Tian Yuan, Mok Myth T S, Yang Pengyuan, Cheng Alfred S L
Key Laboratory of Infection and Immunity, Institute of Biophysics, Chinese Academy of Sciences, Beijing 100101, China.
School of Biomedical Sciences, The Chinese University of Hong Kong, Hong Kong, China.
Cancers (Basel). 2016 Aug 20;8(8):76. doi: 10.3390/cancers8080076.
Non-alcoholic fatty liver disease (NAFLD), characterized by fat accumulation in liver, is closely associated with central obesity, over-nutrition and other features of metabolic syndrome, which elevate the risk of developing hepatocellular carcinoma (HCC). The Wnt/β-catenin signaling pathway plays a significant role in the physiology and pathology of liver. Up to half of HCC patients have activation of Wnt/β-catenin signaling. However, the mutation frequencies of CTNNB1 (encoding β-catenin protein) or other antagonists targeting Wnt/β-catenin signaling are low in HCC patients, suggesting that genetic mutations are not the major factor driving abnormal β-catenin activities in HCC. Emerging evidence has demonstrated that obesity-induced metabolic pathways can deregulate chromatin modifiers such as histone deacetylase 8 to trigger undesired global epigenetic changes, thereby modifying gene expression program which contributes to oncogenic signaling. This review focuses on the aberrant epigenetic activation of Wnt/β-catenin in the development of NAFLD-associated HCC. A deeper understanding of the molecular mechanisms underlying such deregulation may shed light on the identification of novel druggable epigenetic targets for the prevention and/or treatment of HCC in obese and diabetic patients.
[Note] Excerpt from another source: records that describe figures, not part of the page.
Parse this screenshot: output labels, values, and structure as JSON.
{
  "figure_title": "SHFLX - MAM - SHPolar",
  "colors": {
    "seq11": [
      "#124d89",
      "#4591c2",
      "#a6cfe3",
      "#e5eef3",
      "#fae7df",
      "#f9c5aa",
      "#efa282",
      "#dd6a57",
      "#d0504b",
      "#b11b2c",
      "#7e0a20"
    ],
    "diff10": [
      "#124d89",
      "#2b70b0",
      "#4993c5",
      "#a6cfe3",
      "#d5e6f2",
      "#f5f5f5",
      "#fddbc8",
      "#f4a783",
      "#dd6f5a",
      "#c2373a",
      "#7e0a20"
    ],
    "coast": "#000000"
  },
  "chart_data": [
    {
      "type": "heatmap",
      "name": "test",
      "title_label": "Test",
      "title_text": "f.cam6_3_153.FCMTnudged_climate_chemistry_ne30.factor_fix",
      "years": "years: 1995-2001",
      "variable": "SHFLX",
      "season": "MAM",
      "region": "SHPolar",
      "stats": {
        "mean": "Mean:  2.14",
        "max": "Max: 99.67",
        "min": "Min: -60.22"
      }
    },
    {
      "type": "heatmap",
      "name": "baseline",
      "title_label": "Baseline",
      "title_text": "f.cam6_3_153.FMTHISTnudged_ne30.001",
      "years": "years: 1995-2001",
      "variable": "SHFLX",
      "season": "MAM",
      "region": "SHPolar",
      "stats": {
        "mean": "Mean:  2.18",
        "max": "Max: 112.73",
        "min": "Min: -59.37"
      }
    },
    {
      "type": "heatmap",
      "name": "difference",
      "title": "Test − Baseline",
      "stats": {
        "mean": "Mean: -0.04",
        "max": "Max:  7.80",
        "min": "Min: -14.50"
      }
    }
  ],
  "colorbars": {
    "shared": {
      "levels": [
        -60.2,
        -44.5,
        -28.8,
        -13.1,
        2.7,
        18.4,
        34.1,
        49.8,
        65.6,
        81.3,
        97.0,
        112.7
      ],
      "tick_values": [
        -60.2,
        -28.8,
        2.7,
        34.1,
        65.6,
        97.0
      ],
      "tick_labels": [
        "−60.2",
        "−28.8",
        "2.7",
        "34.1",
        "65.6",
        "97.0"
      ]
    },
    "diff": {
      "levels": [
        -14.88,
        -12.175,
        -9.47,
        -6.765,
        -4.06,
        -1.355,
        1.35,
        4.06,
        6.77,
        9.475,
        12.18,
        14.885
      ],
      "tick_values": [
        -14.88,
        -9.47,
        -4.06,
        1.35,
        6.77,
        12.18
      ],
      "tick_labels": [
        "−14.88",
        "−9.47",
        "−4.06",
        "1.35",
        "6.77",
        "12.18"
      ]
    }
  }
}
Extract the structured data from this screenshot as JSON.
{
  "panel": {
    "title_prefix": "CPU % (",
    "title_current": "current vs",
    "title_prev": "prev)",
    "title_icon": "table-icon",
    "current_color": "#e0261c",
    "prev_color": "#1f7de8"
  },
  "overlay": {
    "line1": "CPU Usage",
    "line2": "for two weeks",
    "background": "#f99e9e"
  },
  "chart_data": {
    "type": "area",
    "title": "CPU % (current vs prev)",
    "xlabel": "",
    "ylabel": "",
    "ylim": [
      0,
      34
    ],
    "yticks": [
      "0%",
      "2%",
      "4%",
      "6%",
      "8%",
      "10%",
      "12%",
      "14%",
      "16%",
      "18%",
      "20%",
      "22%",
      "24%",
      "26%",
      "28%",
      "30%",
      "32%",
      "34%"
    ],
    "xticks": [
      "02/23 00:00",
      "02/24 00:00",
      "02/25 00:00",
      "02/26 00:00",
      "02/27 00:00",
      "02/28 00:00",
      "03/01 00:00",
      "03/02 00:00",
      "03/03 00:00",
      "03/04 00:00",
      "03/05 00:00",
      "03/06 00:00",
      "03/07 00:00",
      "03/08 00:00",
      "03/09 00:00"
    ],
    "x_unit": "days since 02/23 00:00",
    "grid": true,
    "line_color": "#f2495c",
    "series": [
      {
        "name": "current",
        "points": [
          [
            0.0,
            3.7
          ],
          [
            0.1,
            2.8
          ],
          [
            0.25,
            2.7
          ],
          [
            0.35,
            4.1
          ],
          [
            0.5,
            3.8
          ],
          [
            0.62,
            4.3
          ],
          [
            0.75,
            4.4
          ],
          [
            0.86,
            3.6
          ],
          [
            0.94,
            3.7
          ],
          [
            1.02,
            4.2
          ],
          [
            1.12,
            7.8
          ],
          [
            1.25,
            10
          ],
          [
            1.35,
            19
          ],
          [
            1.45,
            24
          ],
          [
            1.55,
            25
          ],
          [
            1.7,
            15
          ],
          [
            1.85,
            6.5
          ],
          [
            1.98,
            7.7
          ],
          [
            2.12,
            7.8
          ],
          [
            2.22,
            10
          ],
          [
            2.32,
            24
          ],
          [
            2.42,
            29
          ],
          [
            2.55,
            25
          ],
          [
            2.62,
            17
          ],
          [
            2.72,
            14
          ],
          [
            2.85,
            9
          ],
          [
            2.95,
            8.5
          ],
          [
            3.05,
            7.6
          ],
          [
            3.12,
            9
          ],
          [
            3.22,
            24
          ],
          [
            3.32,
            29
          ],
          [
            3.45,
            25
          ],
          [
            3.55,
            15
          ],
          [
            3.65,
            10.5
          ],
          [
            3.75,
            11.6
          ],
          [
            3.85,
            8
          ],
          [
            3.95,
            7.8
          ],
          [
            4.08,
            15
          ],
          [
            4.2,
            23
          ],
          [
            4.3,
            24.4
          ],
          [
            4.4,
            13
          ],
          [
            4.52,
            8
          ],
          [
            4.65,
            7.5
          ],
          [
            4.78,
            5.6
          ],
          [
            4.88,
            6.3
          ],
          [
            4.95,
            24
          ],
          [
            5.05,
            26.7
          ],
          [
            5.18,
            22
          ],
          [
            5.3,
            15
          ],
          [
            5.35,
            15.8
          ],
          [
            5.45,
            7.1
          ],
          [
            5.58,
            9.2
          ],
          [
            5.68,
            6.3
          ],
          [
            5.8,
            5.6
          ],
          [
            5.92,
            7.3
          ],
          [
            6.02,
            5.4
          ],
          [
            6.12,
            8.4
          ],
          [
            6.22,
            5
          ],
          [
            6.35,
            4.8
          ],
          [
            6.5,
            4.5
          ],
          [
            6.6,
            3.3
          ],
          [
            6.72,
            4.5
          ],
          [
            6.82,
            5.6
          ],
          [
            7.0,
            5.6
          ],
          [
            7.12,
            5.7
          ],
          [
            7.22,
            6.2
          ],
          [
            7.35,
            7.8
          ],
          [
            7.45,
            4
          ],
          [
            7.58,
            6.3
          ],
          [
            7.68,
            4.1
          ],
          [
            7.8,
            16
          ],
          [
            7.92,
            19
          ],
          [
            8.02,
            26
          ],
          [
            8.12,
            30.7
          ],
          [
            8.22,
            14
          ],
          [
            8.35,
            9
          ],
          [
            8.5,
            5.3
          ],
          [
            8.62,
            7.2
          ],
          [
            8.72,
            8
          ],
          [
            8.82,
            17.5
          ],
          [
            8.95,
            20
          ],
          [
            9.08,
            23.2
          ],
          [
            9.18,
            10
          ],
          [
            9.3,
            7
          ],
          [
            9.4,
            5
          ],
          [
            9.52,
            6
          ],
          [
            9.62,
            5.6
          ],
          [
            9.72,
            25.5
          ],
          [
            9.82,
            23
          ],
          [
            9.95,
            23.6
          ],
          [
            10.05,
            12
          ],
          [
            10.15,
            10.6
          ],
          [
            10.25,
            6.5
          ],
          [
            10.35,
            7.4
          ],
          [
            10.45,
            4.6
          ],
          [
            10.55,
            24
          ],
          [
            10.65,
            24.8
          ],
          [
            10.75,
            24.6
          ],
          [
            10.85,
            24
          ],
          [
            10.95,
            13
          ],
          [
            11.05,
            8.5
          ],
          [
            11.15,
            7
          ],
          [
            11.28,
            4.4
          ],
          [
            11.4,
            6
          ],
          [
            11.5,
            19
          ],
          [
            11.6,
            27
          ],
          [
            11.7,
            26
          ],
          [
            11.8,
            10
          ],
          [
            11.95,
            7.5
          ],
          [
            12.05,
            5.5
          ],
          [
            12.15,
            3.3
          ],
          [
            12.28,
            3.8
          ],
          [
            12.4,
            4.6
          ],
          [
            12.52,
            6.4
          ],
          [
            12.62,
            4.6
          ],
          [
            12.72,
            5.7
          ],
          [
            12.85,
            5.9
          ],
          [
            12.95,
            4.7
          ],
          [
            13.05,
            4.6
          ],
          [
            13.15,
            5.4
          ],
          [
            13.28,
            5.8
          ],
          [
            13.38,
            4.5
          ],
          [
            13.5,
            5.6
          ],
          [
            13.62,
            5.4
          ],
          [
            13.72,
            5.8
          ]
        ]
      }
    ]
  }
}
非酒精性脂肪性肝病(NAFLD)以肝脏脂肪堆积为特征,与中心性肥胖、营养过剩及代谢综合征的其他特征密切相关,这些因素会增加肝细胞癌(HCC)的发生风险。Wnt/β-连环蛋白信号通路在肝脏的生理和病理过程中发挥着重要作用。高达半数的HCC患者存在Wnt/β-连环蛋白信号的激活。然而,HCC患者中CTNNB1(编码β-连环蛋白)或其他靶向Wnt/β-连环蛋白信号的拮抗剂的突变频率较低,这表明基因突变并非驱动HCC中β-连环蛋白异常活性的主要因素。新出现的证据表明,肥胖诱导的代谢途径可使染色质修饰因子(如组蛋白去乙酰化酶8)失调,从而引发不良的整体表观遗传变化,进而改变有助于致癌信号传导的基因表达程序。本综述聚焦于NAFLD相关HCC发生发展过程中Wnt/β-连环蛋白的异常表观遗传激活。对这种失调潜在分子机制的深入理解,可能有助于为肥胖和糖尿病患者预防和/或治疗HCC确定新的可药物化表观遗传靶点。